Tom Saller, Wenn Martha tanzt
Das ist wieder so eine Geschichte, die sich, oder besser, die dem Autor, als solche nicht zu genügen scheint, die ganz viel möchte: eine Jugend in Pommern am Anfang des 20. Jahrhunderts erzählen, das Bauhaus mitnehmen – im nächsten Jahr feiert die Gründung des Bauhauses 100jähriges Jubiläum – den New Yorker Kunstmarkt beschwören und dann auch noch den Zerfall der Twin Towers streifen. Kein Wunder demnach, dass auch alle im Roman beschriebenen Beziehungen nicht so sind, wie sie scheinen, sondern viel komplizierter. Das aber kann man akzeptieren, denn das Leben ist nun mal nicht geradlinig.
Das Bauhaus muss sein, weil Martha dort ihr Tage- und Skizzenbuch von berühmten Künstlern verzieren lässt, so dass es Jahrzehnte später von ihrem Urenkel in New York zur Versteigerung gegeben werden kann. Dieser Urenkel ist eher unbedarft und tut nicht viel zur Sache, außer dass er im Nachlass seiner Oma, Marthas Tochter, den bedeutenden Fund gemacht hat.
Aber die eigentliche Geschichte ist wunderbar: wie diese Martha in der Familie ihres Vaters, eines Kapellmeisters, in einer kleinen Stadt in Pommern aufwächst mit der Musik, die sie von morgens bis abends umfängt und begleitet, und die sie sozusagen sehen kann, nicht hören; wie sie eine sehr eigene Art hat, diese Musik in Bewegung umzusetzen und Töne auf einer Geige zu produzieren, die andere Menschen, gelinde gesagt, in Erstaunen versetzt; die Freundschaften, die sie schließ; wie sie aufwächst und sich entwickelt, das hat etwas Zauberhaftes und nimmt einen ganz gefangen. Martha verspürt den Drang, aus der Enge dieser geborgenen pommerschen Welt auszubrechen, und deswegen verschlägt es sie nach Dessau, ans Bauhaus. Aber sie bleibt dort nur kurze Zeit, ihre Beziehungen zu den anderen Schülern bleiben ebenso vage wie die zu den Lehrern, mit Ausnahme von Gropius, der ein geheimnisvolles Interesse an ihr hat. Die Erklärung dieses Umstands bringt die Geschichte allerdings nicht weiter und scheint mir eines von diesen zusätzlichen Unnötigkeiten, die die Geschichte aufblasen. Allein die Beziehung zu einer Frau, Ella, hat wirklich Bedeutung für Martha. Als sie nach wenigen Jahren mit einem Kind in die Heimat zurückkehrt, um in eben der Enge zu leben, die sie vorher fliehen wollte, führt das zum Kern ihrer Existenz, der aber weiterhin unberührt bleibt. Ein kurzer Satz jedoch könnte dem Leser den Schlüssel zu ihrem Leben geben. Alle fragen nach dem Vater des Kindes, dessen Namen Martha nicht preis geben wird. Und sie wundert sich, dass niemand nach der Mutter fragt.

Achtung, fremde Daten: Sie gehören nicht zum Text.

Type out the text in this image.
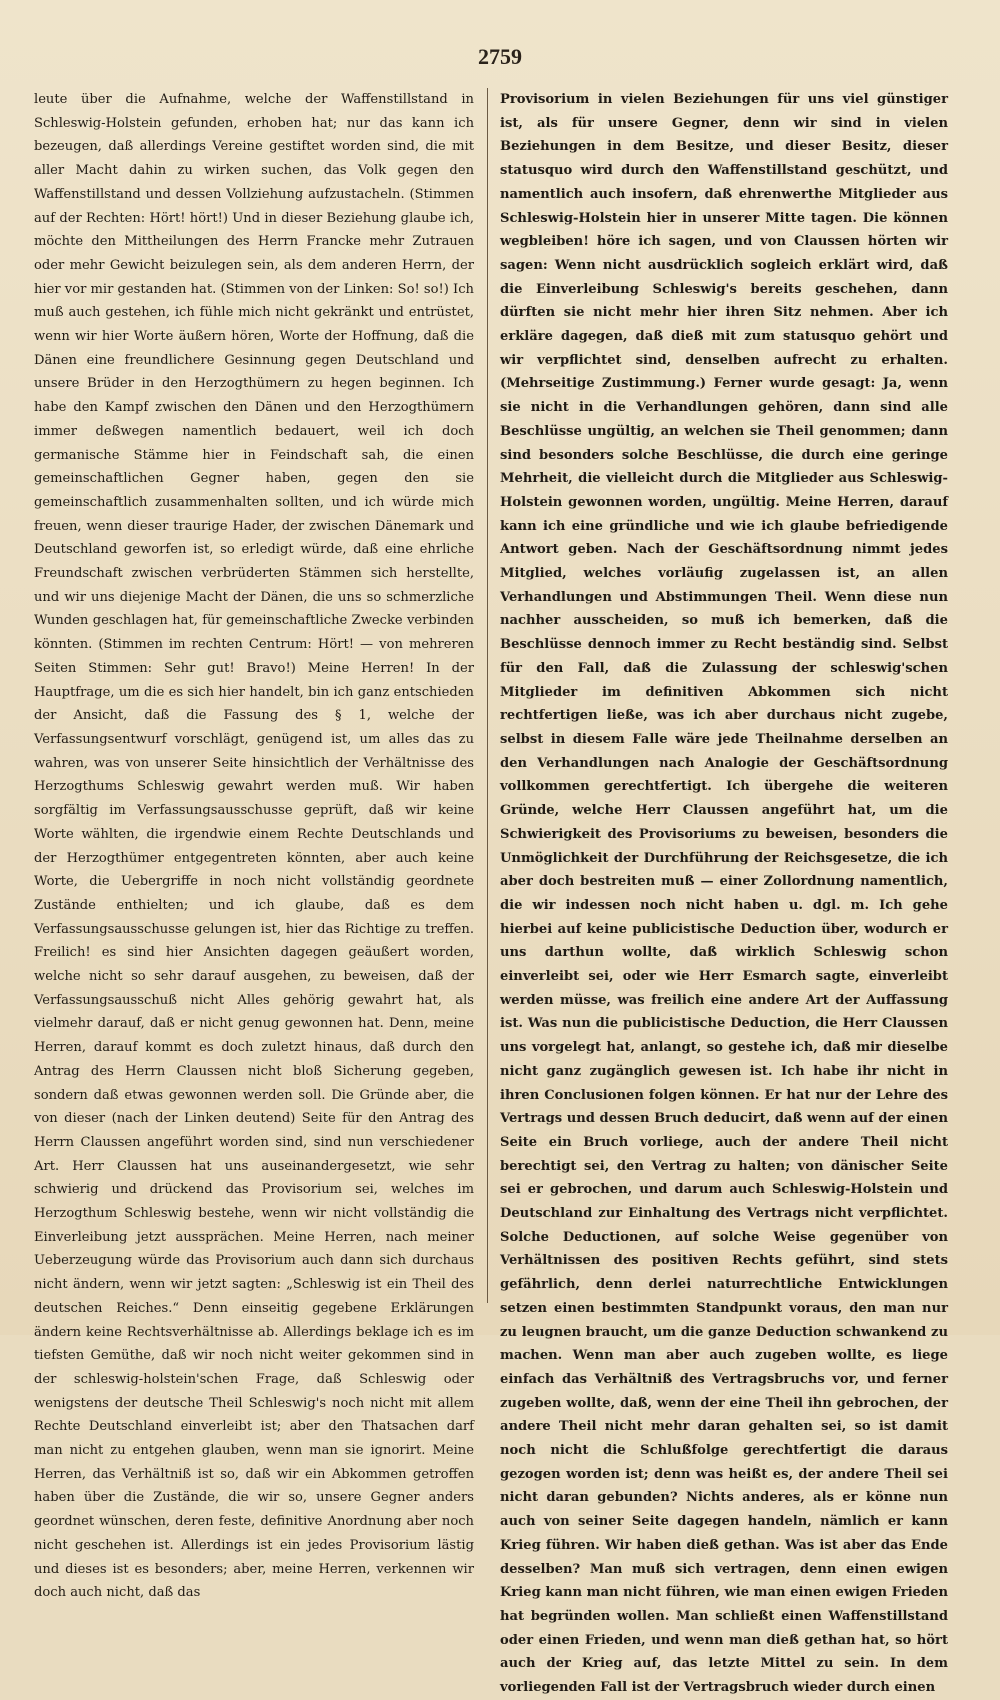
2759

leute über die Aufnahme, welche der Waffenstillstand in Schleswig-Holstein gefunden, erhoben hat; nur das kann ich bezeugen, daß allerdings Vereine gestiftet worden sind, die mit aller Macht dahin zu wirken suchen, das Volk gegen den Waffenstillstand und dessen Vollziehung aufzustacheln. (Stimmen auf der Rechten: Hört! hört!) Und in dieser Beziehung glaube ich, möchte den Mittheilungen des Herrn Francke mehr Zutrauen oder mehr Gewicht beizulegen sein, als dem anderen Herrn, der hier vor mir gestanden hat. (Stimmen von der Linken: So! so!) Ich muß auch gestehen, ich fühle mich nicht gekränkt und entrüstet, wenn wir hier Worte äußern hören, Worte der Hoffnung, daß die Dänen eine freundlichere Gesinnung gegen Deutschland und unsere Brüder in den Herzogthümern zu hegen beginnen. Ich habe den Kampf zwischen den Dänen und den Herzogthümern immer deßwegen namentlich bedauert, weil ich doch germanische Stämme hier in Feindschaft sah, die einen gemeinschaftlichen Gegner haben, gegen den sie gemeinschaftlich zusammenhalten sollten, und ich würde mich freuen, wenn dieser traurige Hader, der zwischen Dänemark und Deutschland geworfen ist, so erledigt würde, daß eine ehrliche Freundschaft zwischen verbrüderten Stämmen sich herstellte, und wir uns diejenige Macht der Dänen, die uns so schmerzliche Wunden geschlagen hat, für gemeinschaftliche Zwecke verbinden könnten. (Stimmen im rechten Centrum: Hört! — von mehreren Seiten Stimmen: Sehr gut! Bravo!) Meine Herren! In der Hauptfrage, um die es sich hier handelt, bin ich ganz entschieden der Ansicht, daß die Fassung des § 1, welche der Verfassungsentwurf vorschlägt, genügend ist, um alles das zu wahren, was von unserer Seite hinsichtlich der Verhältnisse des Herzogthums Schleswig gewahrt werden muß. Wir haben sorgfältig im Verfassungsausschusse geprüft, daß wir keine Worte wählten, die irgendwie einem Rechte Deutschlands und der Herzogthümer entgegentreten könnten, aber auch keine Worte, die Uebergriffe in noch nicht vollständig geordnete Zustände enthielten; und ich glaube, daß es dem Verfassungsausschusse gelungen ist, hier das Richtige zu treffen. Freilich! es sind hier Ansichten dagegen geäußert worden, welche nicht so sehr darauf ausgehen, zu beweisen, daß der Verfassungsausschuß nicht Alles gehörig gewahrt hat, als vielmehr darauf, daß er nicht genug gewonnen hat. Denn, meine Herren, darauf kommt es doch zuletzt hinaus, daß durch den Antrag des Herrn Claussen nicht bloß Sicherung gegeben, sondern daß etwas gewonnen werden soll. Die Gründe aber, die von dieser (nach der Linken deutend) Seite für den Antrag des Herrn Claussen angeführt worden sind, sind nun verschiedener Art. Herr Claussen hat uns auseinandergesetzt, wie sehr schwierig und drückend das Provisorium sei, welches im Herzogthum Schleswig bestehe, wenn wir nicht vollständig die Einverleibung jetzt aussprächen. Meine Herren, nach meiner Ueberzeugung würde das Provisorium auch dann sich durchaus nicht ändern, wenn wir jetzt sagten: „Schleswig ist ein Theil des deutschen Reiches.“ Denn einseitig gegebene Erklärungen ändern keine Rechtsverhältnisse ab. Allerdings beklage ich es im tiefsten Gemüthe, daß wir noch nicht weiter gekommen sind in der schleswig-holstein'schen Frage, daß Schleswig oder wenigstens der deutsche Theil Schleswig's noch nicht mit allem Rechte Deutschland einverleibt ist; aber den Thatsachen darf man nicht zu entgehen glauben, wenn man sie ignorirt. Meine Herren, das Verhältniß ist so, daß wir ein Abkommen getroffen haben über die Zustände, die wir so, unsere Gegner anders geordnet wünschen, deren feste, definitive Anordnung aber noch nicht geschehen ist. Allerdings ist ein jedes Provisorium lästig und dieses ist es besonders; aber, meine Herren, verkennen wir doch auch nicht, daß das

Provisorium in vielen Beziehungen für uns viel günstiger ist, als für unsere Gegner, denn wir sind in vielen Beziehungen in dem Besitze, und dieser Besitz, dieser statusquo wird durch den Waffenstillstand geschützt, und namentlich auch insofern, daß ehrenwerthe Mitglieder aus Schleswig-Holstein hier in unserer Mitte tagen. Die können wegbleiben! höre ich sagen, und von Claussen hörten wir sagen: Wenn nicht ausdrücklich sogleich erklärt wird, daß die Einverleibung Schleswig's bereits geschehen, dann dürften sie nicht mehr hier ihren Sitz nehmen. Aber ich erkläre dagegen, daß dieß mit zum statusquo gehört und wir verpflichtet sind, denselben aufrecht zu erhalten. (Mehrseitige Zustimmung.) Ferner wurde gesagt: Ja, wenn sie nicht in die Verhandlungen gehören, dann sind alle Beschlüsse ungültig, an welchen sie Theil genommen; dann sind besonders solche Beschlüsse, die durch eine geringe Mehrheit, die vielleicht durch die Mitglieder aus Schleswig-Holstein gewonnen worden, ungültig. Meine Herren, darauf kann ich eine gründliche und wie ich glaube befriedigende Antwort geben. Nach der Geschäftsordnung nimmt jedes Mitglied, welches vorläufig zugelassen ist, an allen Verhandlungen und Abstimmungen Theil. Wenn diese nun nachher ausscheiden, so muß ich bemerken, daß die Beschlüsse dennoch immer zu Recht beständig sind. Selbst für den Fall, daß die Zulassung der schleswig'schen Mitglieder im definitiven Abkommen sich nicht rechtfertigen ließe, was ich aber durchaus nicht zugebe, selbst in diesem Falle wäre jede Theilnahme derselben an den Verhandlungen nach Analogie der Geschäftsordnung vollkommen gerechtfertigt. Ich übergehe die weiteren Gründe, welche Herr Claussen angeführt hat, um die Schwierigkeit des Provisoriums zu beweisen, besonders die Unmöglichkeit der Durchführung der Reichsgesetze, die ich aber doch bestreiten muß — einer Zollordnung namentlich, die wir indessen noch nicht haben u. dgl. m. Ich gehe hierbei auf keine publicistische Deduction über, wodurch er uns darthun wollte, daß wirklich Schleswig schon einverleibt sei, oder wie Herr Esmarch sagte, einverleibt werden müsse, was freilich eine andere Art der Auffassung ist. Was nun die publicistische Deduction, die Herr Claussen uns vorgelegt hat, anlangt, so gestehe ich, daß mir dieselbe nicht ganz zugänglich gewesen ist. Ich habe ihr nicht in ihren Conclusionen folgen können. Er hat nur der Lehre des Vertrags und dessen Bruch deducirt, daß wenn auf der einen Seite ein Bruch vorliege, auch der andere Theil nicht berechtigt sei, den Vertrag zu halten; von dänischer Seite sei er gebrochen, und darum auch Schleswig-Holstein und Deutschland zur Einhaltung des Vertrags nicht verpflichtet. Solche Deductionen, auf solche Weise gegenüber von Verhältnissen des positiven Rechts geführt, sind stets gefährlich, denn derlei naturrechtliche Entwicklungen setzen einen bestimmten Standpunkt voraus, den man nur zu leugnen braucht, um die ganze Deduction schwankend zu machen. Wenn man aber auch zugeben wollte, es liege einfach das Verhältniß des Vertragsbruchs vor, und ferner zugeben wollte, daß, wenn der eine Theil ihn gebrochen, der andere Theil nicht mehr daran gehalten sei, so ist damit noch nicht die Schlußfolge gerechtfertigt die daraus gezogen worden ist; denn was heißt es, der andere Theil sei nicht daran gebunden? Nichts anderes, als er könne nun auch von seiner Seite dagegen handeln, nämlich er kann Krieg führen. Wir haben dieß gethan. Was ist aber das Ende desselben? Man muß sich vertragen, denn einen ewigen Krieg kann man nicht führen, wie man einen ewigen Frieden hat begründen wollen. Man schließt einen Waffenstillstand oder einen Frieden, und wenn man dieß gethan hat, so hört auch der Krieg auf, das letzte Mittel zu sein. In dem vorliegenden Fall ist der Vertragsbruch wieder durch einen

Dann kommen die Nazis, die heile pommersche Welt wird aufgemischt, Martha flieht mit ihrer nunmehr halbwüchsigen Tochter Hedi. Ausgerechnet auf der „Wilhelm Gustloff“ wollen sie das Land verlassen, dem Schiff, das untergehen und zehntausenden Menschen den Tod bringen wird. Die beiden werden getrennt, Martha vom Schiff vertrieben, ehe es ausläuft. Sie glaubt, ihre Tochter sei unter den Toten.
Schade, dass die Auflösung all der komplizierten, traurigen Verhältnisse und Begebenheiten 101 Jahr nach Marthas Geburt, 2001, in der Nacht vor dem Anschlag auf die Twin Towers dem Urenkel gegeben wird, der mit der eigentlichen Geschichte nichts zu tun hat. Denn Marthas Schicksal wird nicht interessant durch die vielen äußeren Umstände, die da heraufbeschworen werden, sondern liegen in ihren Anlagen, in ihrem wunderbaren, einzigartigen Charakter. Darauf hätte der Autor vertrauen können.